4. When the Script Replaces the Conscience: Purity Culture and the Wounded Soul
Eric W. Dolan, “Purity culture exposure linked to higher sexual shame in trauma survivors,” PsyPost
Anna Grace C. Coates and Cindy M. Meston find, in research summarized by Eric W. Dolan, that exposure to purity-culture messaging in childhood and continued adult assent to its claims uniquely amplify sexual shame in survivors of sexual violence, with the effect notably strong among men. The piece matters because it documents the spiritual cost of substituting a rigid behavioral script for the patient formation of conscience, especially for those whose bodies were violated against their will. The interpretive insight is that a script imposed without formation cannot bear the weight of a real human life. When suffering arrives, the script tends to blame the sufferer. Authentic moral and theological formation tutors the conscience to receive grief, repentance, and grace. Purity culture, by contrast, too often hands wounded believers a verdict, and verdicts are the opposite of soul-care.

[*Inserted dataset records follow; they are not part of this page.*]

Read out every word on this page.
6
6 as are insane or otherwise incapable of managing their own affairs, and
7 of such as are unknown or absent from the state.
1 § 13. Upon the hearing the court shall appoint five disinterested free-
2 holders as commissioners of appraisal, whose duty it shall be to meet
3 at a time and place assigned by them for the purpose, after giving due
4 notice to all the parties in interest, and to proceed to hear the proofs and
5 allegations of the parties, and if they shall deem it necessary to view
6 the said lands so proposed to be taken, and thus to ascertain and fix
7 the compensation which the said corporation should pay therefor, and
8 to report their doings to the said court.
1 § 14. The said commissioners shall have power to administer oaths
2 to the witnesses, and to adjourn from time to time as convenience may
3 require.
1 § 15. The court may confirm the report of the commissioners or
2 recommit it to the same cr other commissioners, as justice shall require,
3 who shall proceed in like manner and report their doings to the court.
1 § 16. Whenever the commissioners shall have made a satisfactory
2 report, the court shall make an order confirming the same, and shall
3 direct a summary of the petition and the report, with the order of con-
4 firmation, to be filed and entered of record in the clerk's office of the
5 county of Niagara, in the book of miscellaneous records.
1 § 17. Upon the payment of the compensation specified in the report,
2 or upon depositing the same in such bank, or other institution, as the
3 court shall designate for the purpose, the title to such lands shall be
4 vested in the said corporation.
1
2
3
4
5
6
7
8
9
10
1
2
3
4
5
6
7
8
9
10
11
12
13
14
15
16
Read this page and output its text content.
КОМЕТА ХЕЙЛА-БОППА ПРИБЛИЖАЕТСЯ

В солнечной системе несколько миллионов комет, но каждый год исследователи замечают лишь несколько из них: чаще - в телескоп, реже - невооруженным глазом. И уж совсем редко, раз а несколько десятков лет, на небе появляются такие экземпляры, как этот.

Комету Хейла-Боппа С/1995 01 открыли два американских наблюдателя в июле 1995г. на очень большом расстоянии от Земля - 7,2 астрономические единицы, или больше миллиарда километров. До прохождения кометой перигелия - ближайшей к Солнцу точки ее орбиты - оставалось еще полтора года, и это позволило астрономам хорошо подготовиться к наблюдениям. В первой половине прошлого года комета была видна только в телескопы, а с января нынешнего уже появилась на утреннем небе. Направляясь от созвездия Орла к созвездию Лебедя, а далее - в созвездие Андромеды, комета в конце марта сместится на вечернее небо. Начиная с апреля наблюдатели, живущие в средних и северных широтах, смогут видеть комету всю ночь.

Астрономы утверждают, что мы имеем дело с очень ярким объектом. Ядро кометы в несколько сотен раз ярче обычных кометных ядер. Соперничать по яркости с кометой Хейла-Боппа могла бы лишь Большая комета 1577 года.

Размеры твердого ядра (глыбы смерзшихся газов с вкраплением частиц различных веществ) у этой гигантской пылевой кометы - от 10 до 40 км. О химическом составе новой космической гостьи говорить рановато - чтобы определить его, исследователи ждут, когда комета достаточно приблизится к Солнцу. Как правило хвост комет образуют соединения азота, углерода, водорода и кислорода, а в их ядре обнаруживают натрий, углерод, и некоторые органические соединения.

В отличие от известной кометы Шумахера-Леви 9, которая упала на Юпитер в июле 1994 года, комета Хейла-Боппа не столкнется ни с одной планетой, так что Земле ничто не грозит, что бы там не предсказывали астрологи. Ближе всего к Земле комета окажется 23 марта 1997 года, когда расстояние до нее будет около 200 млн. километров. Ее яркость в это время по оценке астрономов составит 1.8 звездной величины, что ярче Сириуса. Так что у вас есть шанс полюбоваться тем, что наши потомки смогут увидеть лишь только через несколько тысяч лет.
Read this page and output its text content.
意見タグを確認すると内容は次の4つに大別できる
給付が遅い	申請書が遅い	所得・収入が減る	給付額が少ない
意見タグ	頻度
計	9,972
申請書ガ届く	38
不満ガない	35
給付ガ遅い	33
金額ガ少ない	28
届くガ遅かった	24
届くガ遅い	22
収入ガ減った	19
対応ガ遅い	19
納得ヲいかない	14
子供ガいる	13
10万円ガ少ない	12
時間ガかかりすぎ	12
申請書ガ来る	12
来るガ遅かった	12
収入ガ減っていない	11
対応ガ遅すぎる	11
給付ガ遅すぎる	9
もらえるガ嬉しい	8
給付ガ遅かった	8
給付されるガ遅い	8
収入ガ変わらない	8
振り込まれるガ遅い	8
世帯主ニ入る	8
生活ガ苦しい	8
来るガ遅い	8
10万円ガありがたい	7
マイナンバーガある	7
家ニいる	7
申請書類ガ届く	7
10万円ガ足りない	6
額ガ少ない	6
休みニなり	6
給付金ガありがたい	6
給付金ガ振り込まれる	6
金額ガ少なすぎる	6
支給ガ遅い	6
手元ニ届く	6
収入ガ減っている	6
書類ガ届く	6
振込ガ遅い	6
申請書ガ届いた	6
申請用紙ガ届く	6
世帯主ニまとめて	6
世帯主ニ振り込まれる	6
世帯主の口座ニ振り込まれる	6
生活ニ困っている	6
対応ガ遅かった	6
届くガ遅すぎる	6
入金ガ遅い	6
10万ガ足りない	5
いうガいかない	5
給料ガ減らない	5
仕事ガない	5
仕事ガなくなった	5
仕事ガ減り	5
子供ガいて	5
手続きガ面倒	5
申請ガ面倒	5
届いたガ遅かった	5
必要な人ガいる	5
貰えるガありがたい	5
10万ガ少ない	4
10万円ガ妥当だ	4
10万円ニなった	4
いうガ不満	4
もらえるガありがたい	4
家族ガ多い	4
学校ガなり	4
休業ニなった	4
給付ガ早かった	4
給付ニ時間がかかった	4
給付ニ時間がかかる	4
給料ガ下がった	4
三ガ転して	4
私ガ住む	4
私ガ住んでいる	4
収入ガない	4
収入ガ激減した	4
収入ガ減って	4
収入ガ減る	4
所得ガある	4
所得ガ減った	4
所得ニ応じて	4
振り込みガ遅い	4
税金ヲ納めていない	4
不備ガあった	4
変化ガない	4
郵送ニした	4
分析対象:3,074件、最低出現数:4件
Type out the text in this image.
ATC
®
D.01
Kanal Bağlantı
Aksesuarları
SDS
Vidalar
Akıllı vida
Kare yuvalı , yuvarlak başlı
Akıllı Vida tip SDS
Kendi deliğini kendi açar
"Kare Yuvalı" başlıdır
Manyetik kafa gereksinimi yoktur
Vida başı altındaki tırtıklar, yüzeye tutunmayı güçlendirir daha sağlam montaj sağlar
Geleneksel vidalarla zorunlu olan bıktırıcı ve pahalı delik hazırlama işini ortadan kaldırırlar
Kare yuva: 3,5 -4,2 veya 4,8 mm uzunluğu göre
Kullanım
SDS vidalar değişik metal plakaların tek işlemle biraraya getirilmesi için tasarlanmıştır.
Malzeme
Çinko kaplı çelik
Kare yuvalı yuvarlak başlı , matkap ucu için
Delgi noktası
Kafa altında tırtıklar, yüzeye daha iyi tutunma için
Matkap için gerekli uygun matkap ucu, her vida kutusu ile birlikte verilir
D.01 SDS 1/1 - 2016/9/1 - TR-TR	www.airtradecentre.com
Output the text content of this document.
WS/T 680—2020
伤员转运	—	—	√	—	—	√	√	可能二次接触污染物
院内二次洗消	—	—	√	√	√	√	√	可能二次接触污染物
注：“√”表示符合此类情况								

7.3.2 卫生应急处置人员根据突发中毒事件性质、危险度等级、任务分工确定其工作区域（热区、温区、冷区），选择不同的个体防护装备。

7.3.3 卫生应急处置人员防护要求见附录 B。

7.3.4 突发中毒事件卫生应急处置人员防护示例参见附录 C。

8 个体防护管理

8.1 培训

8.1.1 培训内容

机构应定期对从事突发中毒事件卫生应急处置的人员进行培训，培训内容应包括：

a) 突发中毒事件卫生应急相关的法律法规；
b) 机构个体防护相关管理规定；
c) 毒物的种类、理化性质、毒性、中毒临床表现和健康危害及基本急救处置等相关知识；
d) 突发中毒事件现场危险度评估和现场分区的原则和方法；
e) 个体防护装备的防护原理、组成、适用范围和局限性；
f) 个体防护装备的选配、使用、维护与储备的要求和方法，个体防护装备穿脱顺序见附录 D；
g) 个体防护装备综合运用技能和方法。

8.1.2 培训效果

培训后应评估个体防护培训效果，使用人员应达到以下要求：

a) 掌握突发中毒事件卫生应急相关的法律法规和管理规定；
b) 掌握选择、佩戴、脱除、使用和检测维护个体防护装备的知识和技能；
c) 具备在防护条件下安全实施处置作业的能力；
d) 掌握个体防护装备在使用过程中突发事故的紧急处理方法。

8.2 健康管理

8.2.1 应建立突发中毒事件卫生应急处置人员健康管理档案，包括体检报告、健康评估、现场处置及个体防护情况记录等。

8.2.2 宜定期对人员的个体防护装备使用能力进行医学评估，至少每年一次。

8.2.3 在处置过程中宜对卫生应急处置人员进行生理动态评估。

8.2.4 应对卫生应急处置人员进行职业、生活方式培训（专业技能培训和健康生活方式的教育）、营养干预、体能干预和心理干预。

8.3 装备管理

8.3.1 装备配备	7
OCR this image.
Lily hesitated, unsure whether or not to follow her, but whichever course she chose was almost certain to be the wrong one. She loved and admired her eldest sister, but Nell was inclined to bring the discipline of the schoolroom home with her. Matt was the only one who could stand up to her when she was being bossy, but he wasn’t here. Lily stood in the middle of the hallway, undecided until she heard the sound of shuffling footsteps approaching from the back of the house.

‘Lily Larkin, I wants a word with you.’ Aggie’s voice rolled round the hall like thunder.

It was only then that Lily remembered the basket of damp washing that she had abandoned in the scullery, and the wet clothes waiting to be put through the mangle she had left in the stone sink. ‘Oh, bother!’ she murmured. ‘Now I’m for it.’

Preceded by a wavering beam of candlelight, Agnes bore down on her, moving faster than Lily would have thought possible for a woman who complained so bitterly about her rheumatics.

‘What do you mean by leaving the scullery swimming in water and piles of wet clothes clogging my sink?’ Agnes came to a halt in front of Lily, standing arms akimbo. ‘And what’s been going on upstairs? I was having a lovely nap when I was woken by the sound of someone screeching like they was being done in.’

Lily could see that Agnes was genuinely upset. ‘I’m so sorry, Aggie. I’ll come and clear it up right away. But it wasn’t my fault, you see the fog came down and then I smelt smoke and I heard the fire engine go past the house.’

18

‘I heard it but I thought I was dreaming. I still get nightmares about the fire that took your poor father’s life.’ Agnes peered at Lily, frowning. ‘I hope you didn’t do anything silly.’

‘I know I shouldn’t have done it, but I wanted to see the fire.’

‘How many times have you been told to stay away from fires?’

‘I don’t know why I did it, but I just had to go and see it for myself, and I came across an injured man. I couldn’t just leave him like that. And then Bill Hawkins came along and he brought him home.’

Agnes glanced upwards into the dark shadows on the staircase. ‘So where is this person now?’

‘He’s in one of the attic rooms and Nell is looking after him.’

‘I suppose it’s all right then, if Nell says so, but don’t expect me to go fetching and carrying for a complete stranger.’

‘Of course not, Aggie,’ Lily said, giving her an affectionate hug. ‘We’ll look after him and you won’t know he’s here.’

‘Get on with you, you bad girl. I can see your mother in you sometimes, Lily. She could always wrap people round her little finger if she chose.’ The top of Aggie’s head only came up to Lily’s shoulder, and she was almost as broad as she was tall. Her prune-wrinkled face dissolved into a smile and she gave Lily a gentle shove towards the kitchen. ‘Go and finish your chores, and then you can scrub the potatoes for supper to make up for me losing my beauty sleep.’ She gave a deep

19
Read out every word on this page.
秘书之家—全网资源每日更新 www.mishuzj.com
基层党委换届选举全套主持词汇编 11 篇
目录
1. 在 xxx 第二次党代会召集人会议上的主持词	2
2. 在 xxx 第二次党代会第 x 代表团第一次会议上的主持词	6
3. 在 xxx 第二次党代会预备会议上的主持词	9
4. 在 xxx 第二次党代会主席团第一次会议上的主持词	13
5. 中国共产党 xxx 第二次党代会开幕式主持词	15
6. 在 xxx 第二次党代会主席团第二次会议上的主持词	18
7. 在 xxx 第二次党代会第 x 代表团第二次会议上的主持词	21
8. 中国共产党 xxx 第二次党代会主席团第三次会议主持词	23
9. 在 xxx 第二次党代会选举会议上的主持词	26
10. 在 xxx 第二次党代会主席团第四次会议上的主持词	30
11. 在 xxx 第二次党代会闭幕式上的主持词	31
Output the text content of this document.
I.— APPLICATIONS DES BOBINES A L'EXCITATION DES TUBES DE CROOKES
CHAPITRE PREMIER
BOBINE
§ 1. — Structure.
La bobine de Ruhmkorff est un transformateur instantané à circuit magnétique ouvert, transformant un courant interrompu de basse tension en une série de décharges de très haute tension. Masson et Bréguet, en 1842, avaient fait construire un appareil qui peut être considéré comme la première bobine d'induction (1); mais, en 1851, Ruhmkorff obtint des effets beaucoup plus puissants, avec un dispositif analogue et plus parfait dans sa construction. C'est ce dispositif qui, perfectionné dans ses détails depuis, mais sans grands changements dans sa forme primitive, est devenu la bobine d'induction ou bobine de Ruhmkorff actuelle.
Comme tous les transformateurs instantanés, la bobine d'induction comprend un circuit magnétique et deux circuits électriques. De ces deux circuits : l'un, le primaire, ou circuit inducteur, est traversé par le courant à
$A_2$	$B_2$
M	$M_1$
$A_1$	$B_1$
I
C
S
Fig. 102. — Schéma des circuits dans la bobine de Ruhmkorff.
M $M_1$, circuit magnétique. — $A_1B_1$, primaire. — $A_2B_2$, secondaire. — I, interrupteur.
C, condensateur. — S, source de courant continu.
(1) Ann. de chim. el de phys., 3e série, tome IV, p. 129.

5. The Politics of an Unformed Conscience
Eric W. Dolan, “How racial resentment relates to political conservatism across different White religious groups,” PsyPost
Philip Schwadel, in research summarized by Eric W. Dolan, finds that racial resentment strongly predicts political conservatism among white mainline Protestants, Catholics, religious moderates, and the unaffiliated, while among white evangelicals a ceiling effect means conservatism is near-uniform regardless of racial attitudes. The piece matters because it surfaces something pastors and theologians have long suspected: in the absence of serious catechesis and moral formation, partisan identity becomes the dominant interior framework, and resentment is a remarkably efficient organizer of it. The interpretive insight is that political loyalties for many Americans are now functioning as quasi-religious commitments, supplying meaning and belonging that a thinned faith no longer delivers. A conscience that has not been formed by anything older or deeper than partisanship will be formed by partisanship, and the resentments it carries will start to look like principles.
What This Actually Means
This week we learned that the interior architecture of personhood is being thinned at the very places it ought to be built up: virtue, attention, justice, conscience, and faith itself. Research is catching up to what the contemplative tradition, the moral philosophers, and the older theologians have always known, that persons are not made by inputs and incentives alone but by the slow tutoring of desire, the disciplined cultivation of judgment, and the patient anchoring of the soul in something larger than itself.
What makes a life work, and worth living, is a self formed in love, tutored by conscience, anchored in transcendence, and released into mission. In the end, we’re talking about a life lived at the intersection of meaning and purpose.